Bobby Steggert starts the show dressed as a collegiate from our time period. He tells the audience of a journal he’s stumbled upon in an old junk shop, and then our story begins. Stu (Steggert) is a young man in search of himself. He's joined the army at the age of 18 and has no real knowledge of the world or what life will bring him. He's taken under the wing of Artie (Jeffry Denman of White Christmas), a dynamically fruity journalist for the army magazine YANK!. It's only after joining him on the magazine staff that Stu begins to experiment and discover who he really is and begin to accept himself.
Geoff Josselson, the casting director for YANK! has put together the perfect cast of slightly misfit soldiers who march their way into your heart from their first moments on stage. Everyone did great work in their respectively unique roles, but as with every cast there were standouts. Ivan Hernandez (Mitch) plays Stu’s forbidden love interest and could not be more of the typical 1940s man if he tried. He’s that classically good-looking guy, befitting the nicknames, Hollywood give to his character by the other guys in his platoon. He’s got a voice as smooth as butter that makes it hard for anyone not to fall in love with him, let alone our young, inexperienced soldier, Stu.
I expected the show to be good, especially since I had seen (and quite enjoyed) Bobby Steggert in his two previous shows, but to say the he exceeded my expectations would be a gross understatement. He more than exceeded them; he blew them out of the water. Having heard him sing, I knew he had chops and an enjoyable voice, but something changed between his time in Ragtime and now. Maybe it’s the style of the songs in the show, or maybe he’s been working with a coach, but any flubs and vocal slip ups that may have been present when he was playing Younger Brother are gone. His voice perfectly fit every song he sang with an amount of control that really speaks of the leading man that he is. He surprised me with his dance ability, proving himself a real triple threat. He’s definitely a young actor to watch for in the future. He was one hundred percent believable as Stu; engaging and heartfelt. He made the audience feel for him, and more than that we wanted him to succeed in gaining the love he so desperately sought.

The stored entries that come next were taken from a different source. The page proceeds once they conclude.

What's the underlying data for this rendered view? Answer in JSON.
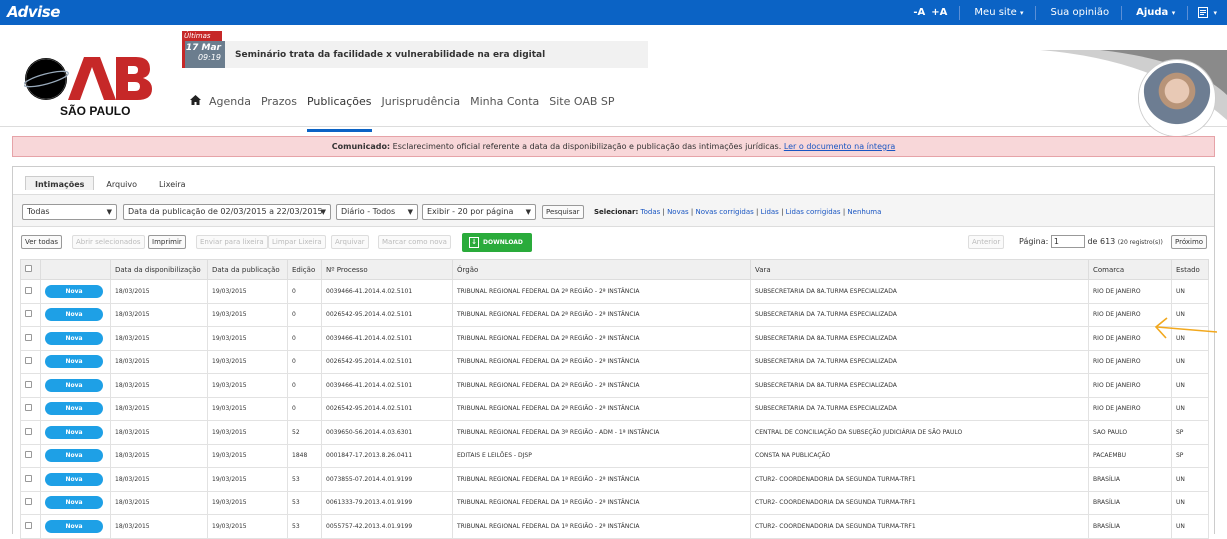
{
  "topbar": {
    "brand": "Advise",
    "links": [
      {
        "label": "-A",
        "bold": true
      },
      {
        "label": "+A",
        "bold": true
      },
      {
        "label": "Meu site",
        "dropdown": true
      },
      {
        "label": "Sua opinião",
        "dropdown": false
      },
      {
        "label": "Ajuda",
        "dropdown": true,
        "bold": true
      }
    ],
    "menu_icon": "document-icon"
  },
  "header": {
    "logo_text": "SÃO PAULO",
    "news_tag": "Últimas notícias",
    "news_date_day": "17 Mar",
    "news_date_time": "09:19",
    "news_headline": "Seminário trata da facilidade x vulnerabilidade na era digital",
    "nav": [
      "Agenda",
      "Prazos",
      "Publicações",
      "Jurisprudência",
      "Minha Conta",
      "Site OAB SP"
    ],
    "nav_active": "Publicações"
  },
  "notice": {
    "label": "Comunicado:",
    "text": " Esclarecimento oficial referente a data da disponibilização e publicação das intimações jurídicas. ",
    "link": "Ler o documento na íntegra"
  },
  "tabs": [
    "Intimações",
    "Arquivo",
    "Lixeira"
  ],
  "filters": {
    "status": "Todas",
    "period": "Data da publicação de 02/03/2015 a 22/03/2015",
    "diario": "Diário - Todos",
    "per_page": "Exibir - 20 por página",
    "search_button": "Pesquisar",
    "select_label": "Selecionar:",
    "select_options": [
      "Todas",
      "Novas",
      "Novas corrigidas",
      "Lidas",
      "Lidas corrigidas",
      "Nenhuma"
    ]
  },
  "actions": {
    "ver_todas": "Ver todas",
    "abrir": "Abrir selecionados",
    "imprimir": "Imprimir",
    "enviar": "Enviar para lixeira",
    "limpar": "Limpar Lixeira",
    "arquivar": "Arquivar",
    "marcar": "Marcar como nova",
    "download": "DOWNLOAD"
  },
  "pager": {
    "anterior": "Anterior",
    "pagina_label": "Página:",
    "pagina": "1",
    "total": "de 613",
    "registros": "(20 registro(s))",
    "proximo": "Próximo"
  },
  "table": {
    "headers": [
      "Data da disponibilização",
      "Data da publicação",
      "Edição",
      "Nº Processo",
      "Órgão",
      "Vara",
      "Comarca",
      "Estado"
    ],
    "badge": "Nova",
    "rows": [
      [
        "18/03/2015",
        "19/03/2015",
        "0",
        "0039466-41.2014.4.02.5101",
        "TRIBUNAL REGIONAL FEDERAL DA 2ª REGIÃO - 2ª INSTÂNCIA",
        "SUBSECRETARIA DA 8A.TURMA ESPECIALIZADA",
        "RIO DE JANEIRO",
        "UN"
      ],
      [
        "18/03/2015",
        "19/03/2015",
        "0",
        "0026542-95.2014.4.02.5101",
        "TRIBUNAL REGIONAL FEDERAL DA 2ª REGIÃO - 2ª INSTÂNCIA",
        "SUBSECRETARIA DA 7A.TURMA ESPECIALIZADA",
        "RIO DE JANEIRO",
        "UN"
      ],
      [
        "18/03/2015",
        "19/03/2015",
        "0",
        "0039466-41.2014.4.02.5101",
        "TRIBUNAL REGIONAL FEDERAL DA 2ª REGIÃO - 2ª INSTÂNCIA",
        "SUBSECRETARIA DA 8A.TURMA ESPECIALIZADA",
        "RIO DE JANEIRO",
        "UN"
      ],
      [
        "18/03/2015",
        "19/03/2015",
        "0",
        "0026542-95.2014.4.02.5101",
        "TRIBUNAL REGIONAL FEDERAL DA 2ª REGIÃO - 2ª INSTÂNCIA",
        "SUBSECRETARIA DA 7A.TURMA ESPECIALIZADA",
        "RIO DE JANEIRO",
        "UN"
      ],
      [
        "18/03/2015",
        "19/03/2015",
        "0",
        "0039466-41.2014.4.02.5101",
        "TRIBUNAL REGIONAL FEDERAL DA 2ª REGIÃO - 2ª INSTÂNCIA",
        "SUBSECRETARIA DA 8A.TURMA ESPECIALIZADA",
        "RIO DE JANEIRO",
        "UN"
      ],
      [
        "18/03/2015",
        "19/03/2015",
        "0",
        "0026542-95.2014.4.02.5101",
        "TRIBUNAL REGIONAL FEDERAL DA 2ª REGIÃO - 2ª INSTÂNCIA",
        "SUBSECRETARIA DA 7A.TURMA ESPECIALIZADA",
        "RIO DE JANEIRO",
        "UN"
      ],
      [
        "18/03/2015",
        "19/03/2015",
        "52",
        "0039650-56.2014.4.03.6301",
        "TRIBUNAL REGIONAL FEDERAL DA 3ª REGIÃO - ADM - 1ª INSTÂNCIA",
        "CENTRAL DE CONCILIAÇÃO DA SUBSEÇÃO JUDICIÁRIA DE SÃO PAULO",
        "SAO PAULO",
        "SP"
      ],
      [
        "18/03/2015",
        "19/03/2015",
        "1848",
        "0001847-17.2013.8.26.0411",
        "EDITAIS E LEILÕES - DJSP",
        "CONSTA NA PUBLICAÇÃO",
        "PACAEMBU",
        "SP"
      ],
      [
        "18/03/2015",
        "19/03/2015",
        "53",
        "0073855-07.2014.4.01.9199",
        "TRIBUNAL REGIONAL FEDERAL DA 1ª REGIÃO - 2ª INSTÂNCIA",
        "CTUR2- COORDENADORIA DA SEGUNDA TURMA-TRF1",
        "BRASÍLIA",
        "UN"
      ],
      [
        "18/03/2015",
        "19/03/2015",
        "53",
        "0061333-79.2013.4.01.9199",
        "TRIBUNAL REGIONAL FEDERAL DA 1ª REGIÃO - 2ª INSTÂNCIA",
        "CTUR2- COORDENADORIA DA SEGUNDA TURMA-TRF1",
        "BRASÍLIA",
        "UN"
      ],
      [
        "18/03/2015",
        "19/03/2015",
        "53",
        "0055757-42.2013.4.01.9199",
        "TRIBUNAL REGIONAL FEDERAL DA 1ª REGIÃO - 2ª INSTÂNCIA",
        "CTUR2- COORDENADORIA DA SEGUNDA TURMA-TRF1",
        "BRASÍLIA",
        "UN"
      ]
    ]
  },
  "colors": {
    "topbar": "#0b63c5",
    "badge": "#1ea0e6",
    "download": "#2aab3b",
    "notice_bg": "#f8d7d9",
    "arrow": "#f2a81d",
    "news_accent": "#c62828"
  }
}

YANK! is the don’t ask, don’t tell story of the homosexual members of the army who want to be respected equally in the army as they do in the rest of their life endeavors. They endure ridicule and physical torment. They are forced to hide in the shadows, believing as one character in the show said, that their love is only for a moment, it can never last. It is a struggle and an uphill battle that is not yet finished, but YANK! is a piece of that, helping them push it over the edge.
The songs are catchy, infectious even, and the dance numbers were fun and charming. They stood for something in this show. It wasn’t just dance for the sake of dance. It if was tap, the clicks stood for something, and ballet is real, true love that only comes around once in a lifetime. I must say, the ballet number did feel a bit out of place at the start, but only because of the size of the space and the way that the dancers were required to move with one another around it. If/when this show moves to a bigger space, that number will slide perfectly in with the rest of the scenes.
If you think you have to be Spanish to understand In the Heights, you have to be African American to understand The Color Purple and you have to be gay to understand YANK! you’re wrong. YANK! is a love story for the ages that is accessible to all walks of life. Every type of person can walk out of that theatre feeling the love that Stu felt and wanting him to be allowed to have it.
I would happily make my way across town to see this outstanding cast again. They should all be applauded for their work, and the writers should be very proud of what they are putting out there. YANK! the musical comes to New York at a perfect time. A show like this may not have been accepted or even popular in past years, but the time is ripe and I believe this show will have a long, fruitful run.